Analyse : Cette décision de la première chambre civile de la Cour de cassation s’inscrit dans un mouvement jurisprudentiel constant antérieur à l’entrée en vigueur de la loi n° 2002-303 du 4 mars 2002, qui n’était pas applicable en l’espèce en raison de la date de l’acte médical en cause, opérant une distinction selon l’origine des dommages imputés au chirurgien-dentiste.
Il est, en effet, acquis que si un chirurgien-dentiste est tenu à une obligation de résultat comme fournisseur d’une prothèse, devant délivrer un appareil sans défaut (Cass. 1re civ., 15 nov. 1988, n° 86-16443 : Bull. I, n° 319.- Cass. 1re civ., 17 oct. 1995, n° 93-14939 : Bull. I, n° 369.- Cass. 1re civ., 23 nov. 2004, n° 03-12146 : Bull. I, n° 286 ; D. 2005, pan. p. 406, obs. J. Penneau ; RTD civ. 2005, p. 139, obs. P. Jourdain), il n’est tenu que d’une obligation de moyens quant aux soins qu’il prodigue (Cass. 1re civ., 29 oct. 1985, n° 83-17091 : Bull. I, n° 273 ; D. 1986, p. 417, obs. J. Penneau. – Cass. 1re civ., 15 nov. 1988, précit. – Cass. 1re civ., 12 juin 1990, n° 89-11909 : Bull. I, n° 162). Cette solution s’impose, y compris lorsque les soins ont été dispensés à des fins esthétiques, comme c’était le cas en l’espèce. Pour déterminer si le dommage relève des soins ou de la prothèse elle-même, les juges doivent rechercher si les difficultés d’adaptation de la prothèse pouvaient être corrigées à l’occasion d’une consultation (Cass. 1re civ., 10 déc. 1996, n° 95-13154 : Bull. I, n° 445).

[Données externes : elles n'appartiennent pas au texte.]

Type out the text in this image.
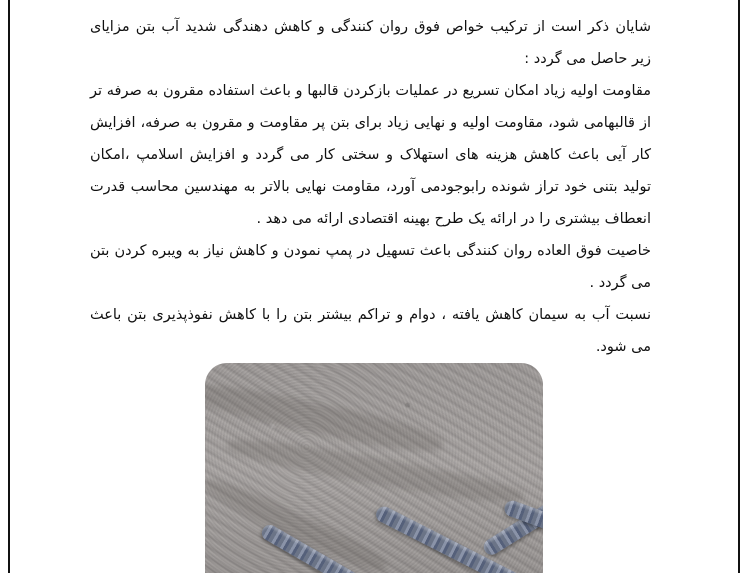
شایان ذکر است از ترکیب خواص فوق روان کنندگی و کاهش دهندگی شدید آب بتن مزایای زیر حاصل می گردد :

مقاومت اولیه زیاد امکان تسریع در عملیات بازکردن قالبها و باعث استفاده مقرون به صرفه تر از قالبهامی شود، مقاومت اولیه و نهایی زیاد برای بتن پر مقاومت و مقرون به صرفه، افزایش کار آیی باعث کاهش هزینه های استهلاک و سختی کار می گردد و افزایش اسلامپ ،امکان تولید بتنی خود تراز شونده رابوجودمی آورد، مقاومت نهایی بالاتر به مهندسین محاسب قدرت انعطاف بیشتری را در ارائه یک طرح بهینه اقتصادی ارائه می دهد .

خاصیت فوق العاده روان کنندگی باعث تسهیل در پمپ نمودن و کاهش نیاز به ویبره کردن بتن می گردد .

نسبت آب به سیمان کاهش یافته ، دوام و تراکم بیشتر بتن را با کاهش نفوذپذیری بتن باعث می شود.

En l’espèce, les dommages trouvant leur origine, non pas dans le défaut de fabrication ou de conception des prothèses fournies par le praticien, mais dans la qualité des soins prodigués, il appartenait au patient de rapporter la preuve d’une faute. Sur ce terrain, l’arrêt traduit une relative clémence à l’égard du professionnel de santé. En effet, l’expert avait relevé des manquements dans le suivi post-opératoire en considérant que les phénomènes infectieux auraient dû conduire à la dépose des prothèses puis la reprise des traitements canalaires et la confection de nouvelles prothèses. Pourtant les juges du fond ont jugé que cette décision thérapeutique n’était pas « évidente ». Sur la base de telles constatations et appréciations souveraines, la Cour de cassation a approuvé les juges du fond d’avoir considéré qu’aucun comportement fautif ne pouvait être retenu à l’encontre du chirurgien-dentiste.